The campaign has been active since at least September 2022, most of the infections have been observed in Argentina (34,8%), followed by Australia (23,2%).
“We found samples of the Raspberry Robin malware spreading in telecommunications and government office systems beginning September.” reads the report published by Trend Micro. “The main payload itself is packed with more than 10 layers for obfuscation and is capable of delivering a fake payload once it detects sandboxing and security analytics tools.”
Raspberry Robin is a Windows worm discovered by cybersecurity researchers from Red Canary, the malware propagates through removable USB devices.
The malicious code uses Windows Installer to reach out to QNAP-associated domains and download a malicious DLL. The malware uses TOR exit nodes as a backup C2 infrastructure.
The malware was first spotted in September 2021, the experts observed it targeting organizations in the technology and manufacturing industries. Initial access is typically through infected removable drives, often USB devices.
The malware uses cmd.exe to read and execute a file stored on the infected external drive, it leverages msiexec.exe for external network communication to a rogue domain used as C2 to download and install a DLL library file.

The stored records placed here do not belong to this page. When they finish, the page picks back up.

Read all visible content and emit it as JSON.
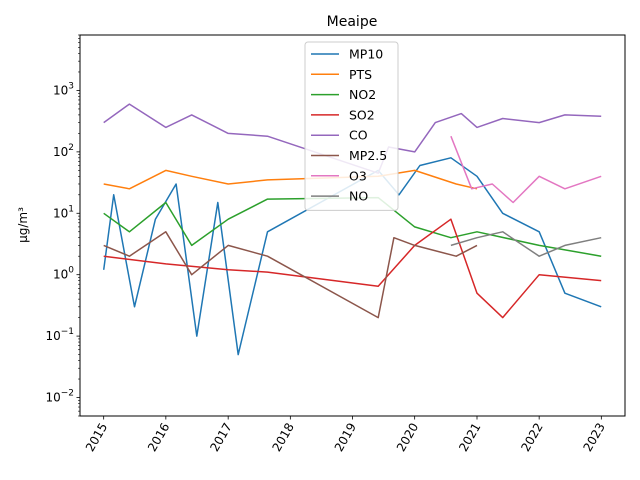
{
  "chart_data": {
    "type": "line",
    "title": "Meaipe",
    "xlabel": "",
    "ylabel": "µg/m³",
    "y_scale": "log",
    "ylim": [
      0.005,
      8000
    ],
    "xlim": [
      "2014-08-15",
      "2023-05-20"
    ],
    "y_ticks": [
      {
        "value": 0.01,
        "base": "10",
        "exp": "−2"
      },
      {
        "value": 0.1,
        "base": "10",
        "exp": "−1"
      },
      {
        "value": 1,
        "base": "10",
        "exp": "0"
      },
      {
        "value": 10,
        "base": "10",
        "exp": "1"
      },
      {
        "value": 100,
        "base": "10",
        "exp": "2"
      },
      {
        "value": 1000,
        "base": "10",
        "exp": "3"
      }
    ],
    "x_ticks": [
      "2015",
      "2016",
      "2017",
      "2018",
      "2019",
      "2020",
      "2021",
      "2022",
      "2023"
    ],
    "grid": false,
    "legend_position": "top-center",
    "series": [
      {
        "name": "MP10",
        "color": "#1f77b4",
        "points": [
          [
            "2015-01-01",
            1.2
          ],
          [
            "2015-03-01",
            20
          ],
          [
            "2015-07-01",
            0.3
          ],
          [
            "2015-11-01",
            8
          ],
          [
            "2016-03-01",
            30
          ],
          [
            "2016-07-01",
            0.1
          ],
          [
            "2016-11-01",
            15
          ],
          [
            "2017-03-01",
            0.05
          ],
          [
            "2017-08-20",
            5
          ],
          [
            "2019-06-01",
            50
          ],
          [
            "2019-10-01",
            20
          ],
          [
            "2020-02-01",
            60
          ],
          [
            "2020-08-01",
            80
          ],
          [
            "2021-01-01",
            40
          ],
          [
            "2021-06-01",
            10
          ],
          [
            "2022-01-01",
            5
          ],
          [
            "2022-06-01",
            0.5
          ],
          [
            "2022-12-31",
            0.3
          ]
        ]
      },
      {
        "name": "PTS",
        "color": "#ff7f0e",
        "points": [
          [
            "2015-01-01",
            30
          ],
          [
            "2015-06-01",
            25
          ],
          [
            "2016-01-01",
            50
          ],
          [
            "2016-06-01",
            40
          ],
          [
            "2017-01-01",
            30
          ],
          [
            "2017-08-20",
            35
          ],
          [
            "2019-06-01",
            40
          ],
          [
            "2020-01-01",
            50
          ],
          [
            "2020-09-01",
            30
          ],
          [
            "2021-01-01",
            25
          ]
        ]
      },
      {
        "name": "NO2",
        "color": "#2ca02c",
        "points": [
          [
            "2015-01-01",
            10
          ],
          [
            "2015-06-01",
            5
          ],
          [
            "2016-01-01",
            15
          ],
          [
            "2016-06-01",
            3
          ],
          [
            "2017-01-01",
            8
          ],
          [
            "2017-08-20",
            17
          ],
          [
            "2019-06-01",
            18
          ],
          [
            "2020-01-01",
            6
          ],
          [
            "2020-08-01",
            4
          ],
          [
            "2021-01-01",
            5
          ],
          [
            "2022-01-01",
            3
          ],
          [
            "2022-12-31",
            2
          ]
        ]
      },
      {
        "name": "SO2",
        "color": "#d62728",
        "points": [
          [
            "2015-01-01",
            2
          ],
          [
            "2016-01-01",
            1.5
          ],
          [
            "2017-01-01",
            1.2
          ],
          [
            "2017-08-20",
            1.1
          ],
          [
            "2019-06-01",
            0.65
          ],
          [
            "2020-01-01",
            3
          ],
          [
            "2020-08-01",
            8
          ],
          [
            "2021-01-01",
            0.5
          ],
          [
            "2021-06-01",
            0.2
          ],
          [
            "2022-01-01",
            1
          ],
          [
            "2022-12-31",
            0.8
          ]
        ]
      },
      {
        "name": "CO",
        "color": "#9467bd",
        "points": [
          [
            "2015-01-01",
            300
          ],
          [
            "2015-06-01",
            600
          ],
          [
            "2016-01-01",
            250
          ],
          [
            "2016-06-01",
            400
          ],
          [
            "2017-01-01",
            200
          ],
          [
            "2017-08-20",
            180
          ],
          [
            "2019-06-01",
            45
          ],
          [
            "2019-08-01",
            120
          ],
          [
            "2020-01-01",
            100
          ],
          [
            "2020-05-01",
            300
          ],
          [
            "2020-10-01",
            420
          ],
          [
            "2021-01-01",
            250
          ],
          [
            "2021-06-01",
            350
          ],
          [
            "2022-01-01",
            300
          ],
          [
            "2022-06-01",
            400
          ],
          [
            "2022-12-31",
            380
          ]
        ]
      },
      {
        "name": "MP2.5",
        "color": "#8c564b",
        "points": [
          [
            "2015-01-01",
            3
          ],
          [
            "2015-06-01",
            2
          ],
          [
            "2016-01-01",
            5
          ],
          [
            "2016-06-01",
            1
          ],
          [
            "2017-01-01",
            3
          ],
          [
            "2017-08-20",
            2
          ],
          [
            "2019-06-01",
            0.2
          ],
          [
            "2019-09-01",
            4
          ],
          [
            "2020-01-01",
            3
          ],
          [
            "2020-09-01",
            2
          ],
          [
            "2021-01-01",
            3
          ]
        ]
      },
      {
        "name": "O3",
        "color": "#e377c2",
        "points": [
          [
            "2020-08-01",
            180
          ],
          [
            "2020-12-01",
            25
          ],
          [
            "2021-04-01",
            30
          ],
          [
            "2021-08-01",
            15
          ],
          [
            "2022-01-01",
            40
          ],
          [
            "2022-06-01",
            25
          ],
          [
            "2022-12-31",
            40
          ]
        ]
      },
      {
        "name": "NO",
        "color": "#7f7f7f",
        "points": [
          [
            "2020-08-01",
            3
          ],
          [
            "2021-01-01",
            4
          ],
          [
            "2021-06-01",
            5
          ],
          [
            "2022-01-01",
            2
          ],
          [
            "2022-06-01",
            3
          ],
          [
            "2022-12-31",
            4
          ]
        ]
      }
    ]
  }
}
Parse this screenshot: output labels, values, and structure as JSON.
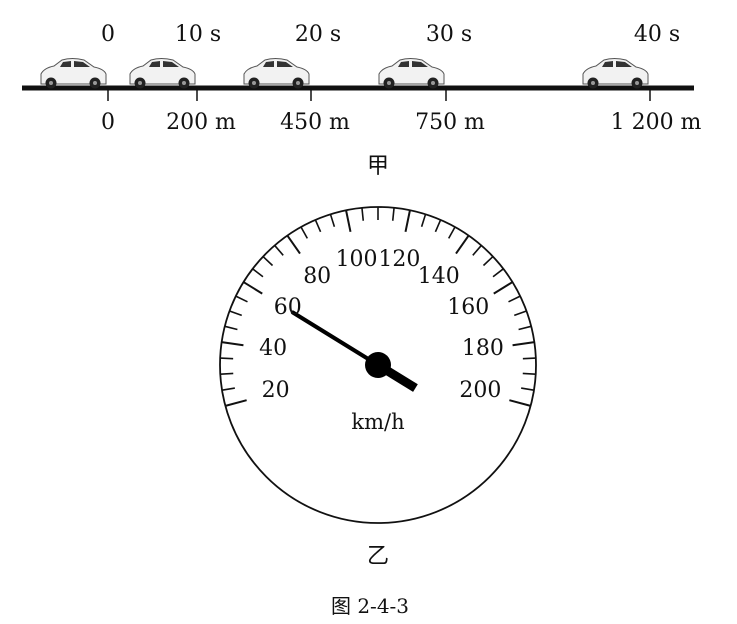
{
  "part_a": {
    "caption": "甲",
    "times": [
      "0",
      "10 s",
      "20 s",
      "30 s",
      "40 s"
    ],
    "distances": [
      "0",
      "200 m",
      "450 m",
      "750 m",
      "1 200 m"
    ]
  },
  "part_b": {
    "caption": "乙",
    "unit": "km/h",
    "scale_labels": [
      "20",
      "40",
      "60",
      "80",
      "100",
      "120",
      "140",
      "160",
      "180",
      "200"
    ],
    "needle_value": 60
  },
  "figure_caption": "图 2-4-3"
}
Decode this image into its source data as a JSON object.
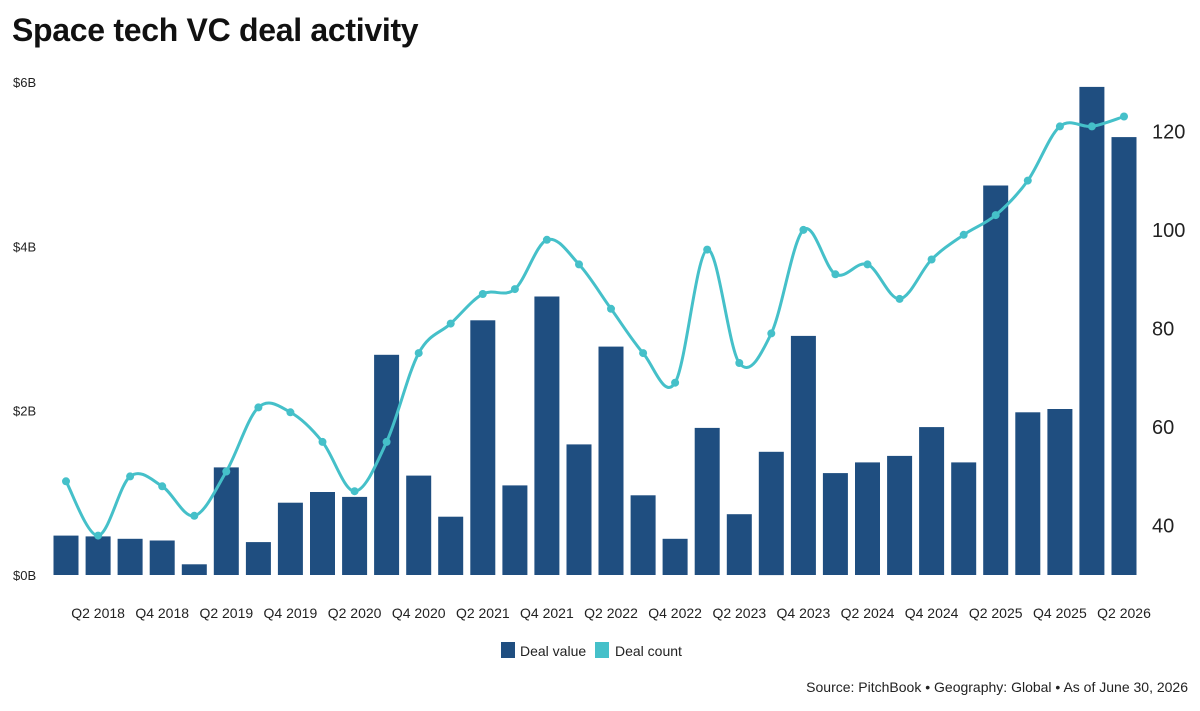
{
  "title": "Space tech VC deal activity",
  "source": "Source: PitchBook • Geography: Global • As of June 30, 2026",
  "colors": {
    "deal_value": "#1f4e80",
    "deal_count": "#45c0c9"
  },
  "chart_data": {
    "type": "bar",
    "categories": [
      "Q1 2018",
      "Q2 2018",
      "Q3 2018",
      "Q4 2018",
      "Q1 2019",
      "Q2 2019",
      "Q3 2019",
      "Q4 2019",
      "Q1 2020",
      "Q2 2020",
      "Q3 2020",
      "Q4 2020",
      "Q1 2021",
      "Q2 2021",
      "Q3 2021",
      "Q4 2021",
      "Q1 2022",
      "Q2 2022",
      "Q3 2022",
      "Q4 2022",
      "Q1 2023",
      "Q2 2023",
      "Q3 2023",
      "Q4 2023",
      "Q1 2024",
      "Q2 2024",
      "Q3 2024",
      "Q4 2024",
      "Q1 2025",
      "Q2 2025",
      "Q3 2025",
      "Q4 2025",
      "Q1 2026",
      "Q2 2026"
    ],
    "x_tick_labels": [
      "Q2 2018",
      "Q4 2018",
      "Q2 2019",
      "Q4 2019",
      "Q2 2020",
      "Q4 2020",
      "Q2 2021",
      "Q4 2021",
      "Q2 2022",
      "Q4 2022",
      "Q2 2023",
      "Q4 2023",
      "Q2 2024",
      "Q4 2024",
      "Q2 2025",
      "Q4 2025",
      "Q2 2026"
    ],
    "series": [
      {
        "name": "Deal value",
        "type": "bar",
        "axis": "left",
        "values": [
          0.48,
          0.47,
          0.44,
          0.42,
          0.13,
          1.31,
          0.4,
          0.88,
          1.01,
          0.95,
          2.68,
          1.21,
          0.71,
          3.1,
          1.09,
          3.39,
          1.59,
          2.78,
          0.97,
          0.44,
          1.79,
          0.74,
          1.5,
          2.91,
          1.24,
          1.37,
          1.45,
          1.8,
          1.37,
          4.74,
          1.98,
          2.02,
          5.94,
          5.33
        ]
      },
      {
        "name": "Deal count",
        "type": "line",
        "axis": "right",
        "values": [
          49,
          38,
          50,
          48,
          42,
          51,
          64,
          63,
          57,
          47,
          57,
          75,
          81,
          87,
          88,
          98,
          93,
          84,
          75,
          69,
          96,
          73,
          79,
          100,
          91,
          93,
          86,
          94,
          99,
          103,
          110,
          121,
          121,
          123
        ]
      }
    ],
    "left_axis": {
      "ticks": [
        "$0B",
        "$2B",
        "$4B",
        "$6B"
      ],
      "tick_values": [
        0,
        2,
        4,
        6
      ],
      "range": [
        0,
        6
      ]
    },
    "right_axis": {
      "ticks": [
        "40",
        "60",
        "80",
        "100",
        "120"
      ],
      "tick_values": [
        40,
        60,
        80,
        100,
        120
      ],
      "range": [
        30,
        130
      ]
    },
    "grid": false,
    "legend_position": "bottom-center"
  }
}
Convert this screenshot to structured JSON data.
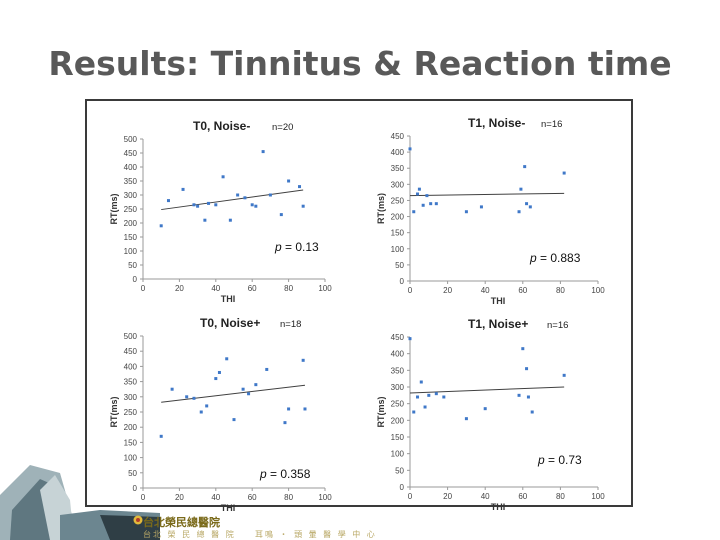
{
  "slide": {
    "title": "Results: Tinnitus & Reaction time",
    "hospital_name": "台北榮民總醫院",
    "hospital_sub": "台北 榮 民 總 醫 院",
    "hospital_sub2": "耳鳴 ・ 頭 暈 醫 學 中 心"
  },
  "chart_data": [
    {
      "type": "scatter",
      "title": "T0, Noise-",
      "n_label": "n=20",
      "p_prefix": "p",
      "p_value": "= 0.13",
      "xlabel": "THI",
      "ylabel": "RT(ms)",
      "xlim": [
        0,
        100
      ],
      "ylim": [
        0,
        500
      ],
      "xticks": [
        0,
        20,
        40,
        60,
        80,
        100
      ],
      "yticks": [
        0,
        50,
        100,
        150,
        200,
        250,
        300,
        350,
        400,
        450,
        500
      ],
      "points": [
        [
          10,
          190
        ],
        [
          14,
          280
        ],
        [
          22,
          320
        ],
        [
          28,
          265
        ],
        [
          30,
          260
        ],
        [
          34,
          210
        ],
        [
          36,
          270
        ],
        [
          40,
          265
        ],
        [
          44,
          365
        ],
        [
          48,
          210
        ],
        [
          52,
          300
        ],
        [
          56,
          290
        ],
        [
          60,
          265
        ],
        [
          62,
          260
        ],
        [
          66,
          455
        ],
        [
          70,
          300
        ],
        [
          76,
          230
        ],
        [
          80,
          350
        ],
        [
          86,
          330
        ],
        [
          88,
          260
        ]
      ],
      "trendline": [
        [
          10,
          248
        ],
        [
          88,
          318
        ]
      ]
    },
    {
      "type": "scatter",
      "title": "T1, Noise-",
      "n_label": "n=16",
      "p_prefix": "p",
      "p_value": "= 0.883",
      "xlabel": "THI",
      "ylabel": "RT(ms)",
      "xlim": [
        0,
        100
      ],
      "ylim": [
        0,
        450
      ],
      "xticks": [
        0,
        20,
        40,
        60,
        80,
        100
      ],
      "yticks": [
        0,
        50,
        100,
        150,
        200,
        250,
        300,
        350,
        400,
        450
      ],
      "points": [
        [
          0,
          410
        ],
        [
          2,
          215
        ],
        [
          4,
          270
        ],
        [
          5,
          285
        ],
        [
          7,
          235
        ],
        [
          9,
          265
        ],
        [
          11,
          240
        ],
        [
          14,
          240
        ],
        [
          30,
          215
        ],
        [
          38,
          230
        ],
        [
          58,
          215
        ],
        [
          59,
          285
        ],
        [
          61,
          355
        ],
        [
          62,
          240
        ],
        [
          64,
          230
        ],
        [
          82,
          335
        ]
      ],
      "trendline": [
        [
          0,
          265
        ],
        [
          82,
          272
        ]
      ]
    },
    {
      "type": "scatter",
      "title": "T0, Noise+",
      "n_label": "n=18",
      "p_prefix": "p",
      "p_value": "= 0.358",
      "xlabel": "THI",
      "ylabel": "RT(ms)",
      "xlim": [
        0,
        100
      ],
      "ylim": [
        0,
        500
      ],
      "xticks": [
        0,
        20,
        40,
        60,
        80,
        100
      ],
      "yticks": [
        0,
        50,
        100,
        150,
        200,
        250,
        300,
        350,
        400,
        450,
        500
      ],
      "points": [
        [
          10,
          170
        ],
        [
          16,
          325
        ],
        [
          24,
          300
        ],
        [
          28,
          295
        ],
        [
          32,
          250
        ],
        [
          35,
          270
        ],
        [
          40,
          360
        ],
        [
          42,
          380
        ],
        [
          46,
          425
        ],
        [
          50,
          225
        ],
        [
          55,
          325
        ],
        [
          58,
          310
        ],
        [
          62,
          340
        ],
        [
          68,
          390
        ],
        [
          78,
          215
        ],
        [
          80,
          260
        ],
        [
          88,
          420
        ],
        [
          89,
          260
        ]
      ],
      "trendline": [
        [
          10,
          282
        ],
        [
          89,
          338
        ]
      ]
    },
    {
      "type": "scatter",
      "title": "T1, Noise+",
      "n_label": "n=16",
      "p_prefix": "p",
      "p_value": "= 0.73",
      "xlabel": "THI",
      "ylabel": "RT(ms)",
      "xlim": [
        0,
        100
      ],
      "ylim": [
        0,
        450
      ],
      "xticks": [
        0,
        20,
        40,
        60,
        80,
        100
      ],
      "yticks": [
        0,
        50,
        100,
        150,
        200,
        250,
        300,
        350,
        400,
        450
      ],
      "points": [
        [
          0,
          445
        ],
        [
          2,
          225
        ],
        [
          4,
          270
        ],
        [
          6,
          315
        ],
        [
          8,
          240
        ],
        [
          10,
          275
        ],
        [
          14,
          280
        ],
        [
          18,
          270
        ],
        [
          30,
          205
        ],
        [
          40,
          235
        ],
        [
          58,
          275
        ],
        [
          60,
          415
        ],
        [
          62,
          355
        ],
        [
          63,
          270
        ],
        [
          65,
          225
        ],
        [
          82,
          335
        ]
      ],
      "trendline": [
        [
          0,
          282
        ],
        [
          82,
          300
        ]
      ]
    }
  ],
  "colors": {
    "title": "#595959",
    "points": "#3f78c8",
    "trend": "#404040",
    "axis": "#9a9a9a",
    "border": "#3a3a3a"
  }
}
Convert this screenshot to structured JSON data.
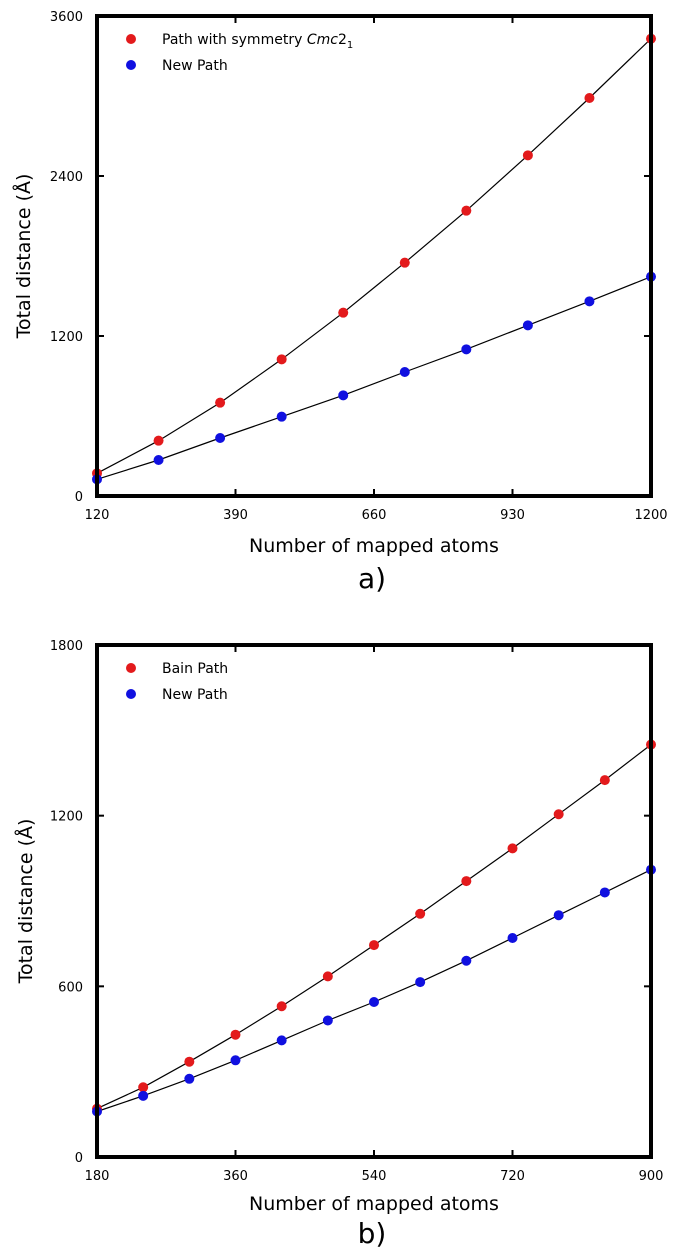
{
  "chart_data": [
    {
      "type": "scatter",
      "panel_label": "a)",
      "xlabel": "Number of mapped atoms",
      "ylabel": "Total distance (Å)",
      "xlim": [
        120,
        1200
      ],
      "ylim": [
        0,
        3600
      ],
      "xticks": [
        "120",
        "390",
        "660",
        "930",
        "1200"
      ],
      "yticks": [
        "0",
        "1200",
        "2400",
        "3600"
      ],
      "legend_position": "top-left",
      "grid": false,
      "series": [
        {
          "name": "Path with symmetry Cmc2",
          "name_subscript": "1",
          "color": "#e31a1c",
          "x": [
            120,
            240,
            360,
            480,
            600,
            720,
            840,
            960,
            1080,
            1200
          ],
          "y": [
            170,
            415,
            700,
            1025,
            1375,
            1750,
            2140,
            2555,
            2985,
            3430
          ]
        },
        {
          "name": "New Path",
          "color": "#1010e0",
          "x": [
            120,
            240,
            360,
            480,
            600,
            720,
            840,
            960,
            1080,
            1200
          ],
          "y": [
            125,
            270,
            435,
            595,
            755,
            930,
            1100,
            1280,
            1460,
            1645
          ]
        }
      ]
    },
    {
      "type": "scatter",
      "panel_label": "b)",
      "xlabel": "Number of mapped atoms",
      "ylabel": "Total distance (Å)",
      "xlim": [
        180,
        900
      ],
      "ylim": [
        0,
        1800
      ],
      "xticks": [
        "180",
        "360",
        "540",
        "720",
        "900"
      ],
      "yticks": [
        "0",
        "600",
        "1200",
        "1800"
      ],
      "legend_position": "top-left",
      "grid": false,
      "series": [
        {
          "name": "Bain Path",
          "color": "#e31a1c",
          "x": [
            180,
            240,
            300,
            360,
            420,
            480,
            540,
            600,
            660,
            720,
            780,
            840,
            900
          ],
          "y": [
            170,
            245,
            335,
            430,
            530,
            635,
            745,
            855,
            970,
            1085,
            1205,
            1325,
            1450
          ]
        },
        {
          "name": "New Path",
          "color": "#1010e0",
          "x": [
            180,
            240,
            300,
            360,
            420,
            480,
            540,
            600,
            660,
            720,
            780,
            840,
            900
          ],
          "y": [
            160,
            215,
            275,
            340,
            410,
            480,
            545,
            615,
            690,
            770,
            850,
            930,
            1010
          ]
        }
      ]
    }
  ]
}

Then msiexec.exe launches a legitimate Windows utility, fodhelper.exe, which in turn run rundll32.exe to execute a malicious command. Experts pointed out that processes launched by a fodhelper.exe run with elevated administrative privileges without requiring a User Account Control prompt.
Raspberry Robin infection routine (Source Trend Micro)
The worm was attributed by IBM to the cybercrime gang Evil Corp, however, it is used by multiple threat actors to deliver malicious payloads such as the Clop ransomware.
The analysis conducted by Trend Micro revealed that the main malware routine contains both the real and fake payloads. The fake payload is loaded once the malicious code detects sandboxing tools, meanwhile the real payload remains obfuscated under packing layers and subsequently connects to the Tor network.
Once installed the malware contact the hard-coded .onion address using an embedded custom TOR client designed to communicate with the real payload using shared memory and it to await further commands.
Upon starting the Tor client process, the real payload randomly uses a name of a legitimate Windows processes like dllhost.exe, regsvr32.exe, and rundll32.exe.
The real routine of the malware runs in a specialized Windows session known as Session 0.
Trend Micro experts discovered multiple similarities with privilege escalation and an anti-debugging technique implemented by LockBit ransomware leading to these hypothesis:
The group behind LockBit is also behind Raspberry Robin.
The group behind Raspberry Robin is the maker of some of the tools LockBit is also using.
The group behind Raspberry Robin availed of the services of the affiliate responsible for the techniques used by LockBit.
“owever, even if Raspberry Robin uses the same techniques, we cannot conclude for certain that the actors behind LockBit and Raspberry Robin are the same.” concludes the report.